Plans are also underway to step up the number of traffic enforcement inspections and carrier compliance checks, and add new entrant safety audit enhancements as well as improve post-crash care.
NHTSA and FMCSA also will soon reveal a new proposed regulation that will require all new trucks to install automatic emergency braking technologies, said Larry Minor, FMCSA’s associate administrator for policy.
Plans also are in progress to request public comment on potential amendments to FMCSA carrier safety regulations that will require that every interstate commercial motor vehicle be equipped with an electronic device capable of communicating a unique identification number when queried by a roadside system, Minor said.
The agency also is working hard to make plans for the safe integration of automated driver systems for heavy trucks, Minor said.
Advanced driver assistance systems have the potential to reduce traffic crashes, protect vulnerable road users & save lives. NHTSA is accelerating the work into ADAS research thanks to #BipartisanInfrastructureLaw boosting our research budget. Safe cars save lives. pic.twitter.com/KwathqgKas
— nhtsagov (@NHTSAgov) March 23, 2022
However, it likely will take some time for Level 4 and 5 fully automated trucks to be permitted on U.S. roadways, according to Missy Cummings, NHTSA’s senior adviser for safety.
“I think in terms of safe vehicles for autonomous systems, the No. 1 problem that we have to deal with is this problem of erroneous object detection due to computer vision systems,” Cummings said. “We’ve been doing a lot of research in my lab where we look at the most commonly used artificial intelligence approaches.
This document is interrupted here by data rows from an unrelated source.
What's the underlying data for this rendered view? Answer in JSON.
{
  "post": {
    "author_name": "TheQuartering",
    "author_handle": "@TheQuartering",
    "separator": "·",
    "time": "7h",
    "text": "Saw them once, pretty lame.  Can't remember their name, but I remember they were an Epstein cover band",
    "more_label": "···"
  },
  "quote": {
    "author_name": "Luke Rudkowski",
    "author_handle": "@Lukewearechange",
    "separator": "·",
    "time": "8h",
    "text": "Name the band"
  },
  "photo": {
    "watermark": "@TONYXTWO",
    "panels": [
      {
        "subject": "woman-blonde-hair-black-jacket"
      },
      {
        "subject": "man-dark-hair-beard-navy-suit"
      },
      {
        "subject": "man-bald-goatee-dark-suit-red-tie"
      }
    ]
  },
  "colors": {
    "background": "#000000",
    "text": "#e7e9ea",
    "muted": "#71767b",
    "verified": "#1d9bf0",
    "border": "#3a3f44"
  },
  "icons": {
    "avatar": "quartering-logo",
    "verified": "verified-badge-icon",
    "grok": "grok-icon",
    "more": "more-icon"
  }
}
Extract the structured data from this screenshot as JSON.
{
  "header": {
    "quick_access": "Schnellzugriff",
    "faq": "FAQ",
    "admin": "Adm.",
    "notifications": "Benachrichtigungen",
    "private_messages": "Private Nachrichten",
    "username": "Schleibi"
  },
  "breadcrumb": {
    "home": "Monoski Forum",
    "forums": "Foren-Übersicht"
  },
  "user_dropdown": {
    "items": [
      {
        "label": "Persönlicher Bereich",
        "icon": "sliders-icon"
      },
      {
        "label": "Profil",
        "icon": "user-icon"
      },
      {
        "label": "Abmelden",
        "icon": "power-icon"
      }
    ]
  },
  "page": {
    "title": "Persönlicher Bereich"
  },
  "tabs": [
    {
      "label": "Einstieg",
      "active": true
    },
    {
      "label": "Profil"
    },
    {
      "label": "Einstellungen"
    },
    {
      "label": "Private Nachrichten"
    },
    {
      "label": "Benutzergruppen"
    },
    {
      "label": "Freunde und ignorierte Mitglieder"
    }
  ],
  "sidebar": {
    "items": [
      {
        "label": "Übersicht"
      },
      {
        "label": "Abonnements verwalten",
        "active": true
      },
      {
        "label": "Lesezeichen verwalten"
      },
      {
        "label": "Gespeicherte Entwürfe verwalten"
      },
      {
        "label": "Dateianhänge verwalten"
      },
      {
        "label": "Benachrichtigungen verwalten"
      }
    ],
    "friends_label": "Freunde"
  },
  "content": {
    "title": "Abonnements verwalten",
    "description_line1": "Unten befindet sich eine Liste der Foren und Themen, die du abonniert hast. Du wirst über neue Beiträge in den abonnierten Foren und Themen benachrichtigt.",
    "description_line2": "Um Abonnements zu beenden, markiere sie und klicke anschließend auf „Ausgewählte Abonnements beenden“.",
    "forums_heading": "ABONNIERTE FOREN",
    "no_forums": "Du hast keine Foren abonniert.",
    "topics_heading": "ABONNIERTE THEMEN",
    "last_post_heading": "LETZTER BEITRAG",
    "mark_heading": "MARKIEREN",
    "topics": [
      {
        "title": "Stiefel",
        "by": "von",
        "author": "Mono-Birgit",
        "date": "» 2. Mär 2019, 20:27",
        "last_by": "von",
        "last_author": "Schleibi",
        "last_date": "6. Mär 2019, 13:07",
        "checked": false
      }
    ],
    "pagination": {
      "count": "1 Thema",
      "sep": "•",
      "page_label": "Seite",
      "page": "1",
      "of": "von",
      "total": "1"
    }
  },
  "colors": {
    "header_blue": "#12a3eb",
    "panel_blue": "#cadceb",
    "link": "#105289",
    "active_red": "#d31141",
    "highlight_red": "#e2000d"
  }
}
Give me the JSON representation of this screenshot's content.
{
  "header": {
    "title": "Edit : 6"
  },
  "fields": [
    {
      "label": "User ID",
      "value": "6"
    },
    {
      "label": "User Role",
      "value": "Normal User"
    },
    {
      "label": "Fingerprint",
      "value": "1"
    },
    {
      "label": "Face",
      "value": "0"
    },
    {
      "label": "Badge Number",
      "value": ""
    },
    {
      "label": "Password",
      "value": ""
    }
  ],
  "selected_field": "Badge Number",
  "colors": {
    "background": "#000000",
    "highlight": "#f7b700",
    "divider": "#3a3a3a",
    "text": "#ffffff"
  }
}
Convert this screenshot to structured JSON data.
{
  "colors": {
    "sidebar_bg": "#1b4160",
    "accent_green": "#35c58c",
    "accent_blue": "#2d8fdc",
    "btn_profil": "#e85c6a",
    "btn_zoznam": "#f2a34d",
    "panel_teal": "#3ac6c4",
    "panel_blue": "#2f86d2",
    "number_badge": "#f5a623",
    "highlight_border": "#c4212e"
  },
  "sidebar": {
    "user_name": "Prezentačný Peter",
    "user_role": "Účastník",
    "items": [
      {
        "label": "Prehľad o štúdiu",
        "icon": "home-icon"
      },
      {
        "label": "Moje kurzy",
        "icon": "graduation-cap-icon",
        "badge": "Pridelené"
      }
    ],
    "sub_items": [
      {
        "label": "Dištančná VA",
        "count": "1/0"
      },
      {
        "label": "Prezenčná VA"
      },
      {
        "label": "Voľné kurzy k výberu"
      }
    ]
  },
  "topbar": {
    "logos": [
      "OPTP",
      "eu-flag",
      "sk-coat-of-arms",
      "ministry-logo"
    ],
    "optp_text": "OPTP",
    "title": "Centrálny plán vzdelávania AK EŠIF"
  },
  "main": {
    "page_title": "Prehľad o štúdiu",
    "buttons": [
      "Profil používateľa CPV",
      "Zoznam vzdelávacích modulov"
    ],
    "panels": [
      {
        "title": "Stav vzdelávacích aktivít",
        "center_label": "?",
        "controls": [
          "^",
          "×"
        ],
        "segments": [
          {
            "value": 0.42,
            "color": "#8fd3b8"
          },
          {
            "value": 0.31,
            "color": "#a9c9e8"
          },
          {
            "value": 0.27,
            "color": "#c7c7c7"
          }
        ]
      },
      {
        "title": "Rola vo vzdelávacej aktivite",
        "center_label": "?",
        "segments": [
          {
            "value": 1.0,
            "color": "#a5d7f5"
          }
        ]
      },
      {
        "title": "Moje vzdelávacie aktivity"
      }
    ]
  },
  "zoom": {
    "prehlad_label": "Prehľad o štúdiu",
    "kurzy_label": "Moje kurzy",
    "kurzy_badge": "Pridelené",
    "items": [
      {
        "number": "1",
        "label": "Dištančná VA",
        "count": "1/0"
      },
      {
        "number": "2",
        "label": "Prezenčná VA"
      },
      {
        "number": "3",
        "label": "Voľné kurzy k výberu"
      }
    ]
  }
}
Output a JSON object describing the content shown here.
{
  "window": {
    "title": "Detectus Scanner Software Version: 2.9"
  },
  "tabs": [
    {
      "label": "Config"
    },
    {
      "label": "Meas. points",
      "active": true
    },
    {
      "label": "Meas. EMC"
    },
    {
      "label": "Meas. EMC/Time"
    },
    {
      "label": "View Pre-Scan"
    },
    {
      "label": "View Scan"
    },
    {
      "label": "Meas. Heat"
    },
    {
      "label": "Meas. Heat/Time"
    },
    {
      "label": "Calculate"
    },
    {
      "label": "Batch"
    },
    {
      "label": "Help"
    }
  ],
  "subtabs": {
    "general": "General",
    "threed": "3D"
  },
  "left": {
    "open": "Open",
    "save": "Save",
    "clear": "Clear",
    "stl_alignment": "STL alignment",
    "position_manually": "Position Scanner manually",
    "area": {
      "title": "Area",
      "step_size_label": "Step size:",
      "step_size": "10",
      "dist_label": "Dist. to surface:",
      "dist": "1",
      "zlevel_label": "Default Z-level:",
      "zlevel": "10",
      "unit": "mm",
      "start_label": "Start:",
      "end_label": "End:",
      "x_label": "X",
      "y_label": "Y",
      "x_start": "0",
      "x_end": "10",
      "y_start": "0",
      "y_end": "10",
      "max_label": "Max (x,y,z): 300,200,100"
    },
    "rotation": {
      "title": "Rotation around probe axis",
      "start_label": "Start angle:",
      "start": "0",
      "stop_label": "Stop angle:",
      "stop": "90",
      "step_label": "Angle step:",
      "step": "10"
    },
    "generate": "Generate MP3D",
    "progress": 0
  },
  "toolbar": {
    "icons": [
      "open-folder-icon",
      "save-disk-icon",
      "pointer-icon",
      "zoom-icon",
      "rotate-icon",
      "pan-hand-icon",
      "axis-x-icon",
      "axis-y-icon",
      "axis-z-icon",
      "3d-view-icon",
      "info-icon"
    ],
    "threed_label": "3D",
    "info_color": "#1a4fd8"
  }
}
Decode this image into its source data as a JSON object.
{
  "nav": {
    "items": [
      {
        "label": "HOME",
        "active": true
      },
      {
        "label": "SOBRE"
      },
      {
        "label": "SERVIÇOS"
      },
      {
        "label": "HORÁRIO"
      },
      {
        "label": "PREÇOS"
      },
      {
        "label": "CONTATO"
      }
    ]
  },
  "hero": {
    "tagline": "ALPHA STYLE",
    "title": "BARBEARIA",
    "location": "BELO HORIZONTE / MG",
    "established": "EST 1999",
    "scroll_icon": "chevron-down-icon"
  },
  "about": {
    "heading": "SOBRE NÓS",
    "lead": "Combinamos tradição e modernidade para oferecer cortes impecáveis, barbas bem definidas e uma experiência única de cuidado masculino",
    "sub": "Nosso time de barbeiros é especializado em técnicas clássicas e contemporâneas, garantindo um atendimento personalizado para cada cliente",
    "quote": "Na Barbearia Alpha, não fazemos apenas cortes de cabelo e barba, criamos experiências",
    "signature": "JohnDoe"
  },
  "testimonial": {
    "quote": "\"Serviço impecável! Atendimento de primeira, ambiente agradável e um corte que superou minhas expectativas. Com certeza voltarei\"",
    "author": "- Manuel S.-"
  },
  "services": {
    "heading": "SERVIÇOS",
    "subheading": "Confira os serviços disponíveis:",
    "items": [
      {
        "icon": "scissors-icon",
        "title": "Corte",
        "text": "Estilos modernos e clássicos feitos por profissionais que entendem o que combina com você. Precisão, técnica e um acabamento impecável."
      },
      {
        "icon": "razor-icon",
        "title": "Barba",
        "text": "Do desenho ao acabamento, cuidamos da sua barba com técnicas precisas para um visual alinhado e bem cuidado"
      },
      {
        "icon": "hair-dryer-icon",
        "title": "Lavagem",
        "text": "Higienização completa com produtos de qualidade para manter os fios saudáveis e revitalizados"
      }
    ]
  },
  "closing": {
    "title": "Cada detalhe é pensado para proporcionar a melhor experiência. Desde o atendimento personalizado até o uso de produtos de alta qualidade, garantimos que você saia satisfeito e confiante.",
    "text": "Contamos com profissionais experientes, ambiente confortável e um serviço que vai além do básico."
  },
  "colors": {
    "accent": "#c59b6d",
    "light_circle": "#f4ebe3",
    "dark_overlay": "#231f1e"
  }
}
The bottom line is these techniques can actually be flawed in very tricky ways.”
For example, one of the methods used in her lab erroneously identified an object as a train. “It understood that it was a transportation entity, but it got it wrong,” she said. “Indeed, we see these kinds of examples over and over again that will scare the pants off of you.”
The efforts must ensure redundancy in computer vision systems to be safe, she said.
For example, the challenges to make the computer vision systems work will be difficult for trucks traveling through construction zones, and such seemingly minor problems as dust and dirt collecting on system sensors can render them ineffective, Cummings said.
“I am optimistic that we are going to get to a place in the future where we can have much more automation assist on vehicles,” she said. When will they become fully operational? Cummings said she does not have a crystal ball to answer that question.
“It’s a hyper-competitive environment,” she said. “That will lead to some exaggerated claims by some companies. But what works and what works safely and repeatedly in a very controlled and predictable manner, that’s a little bit different.”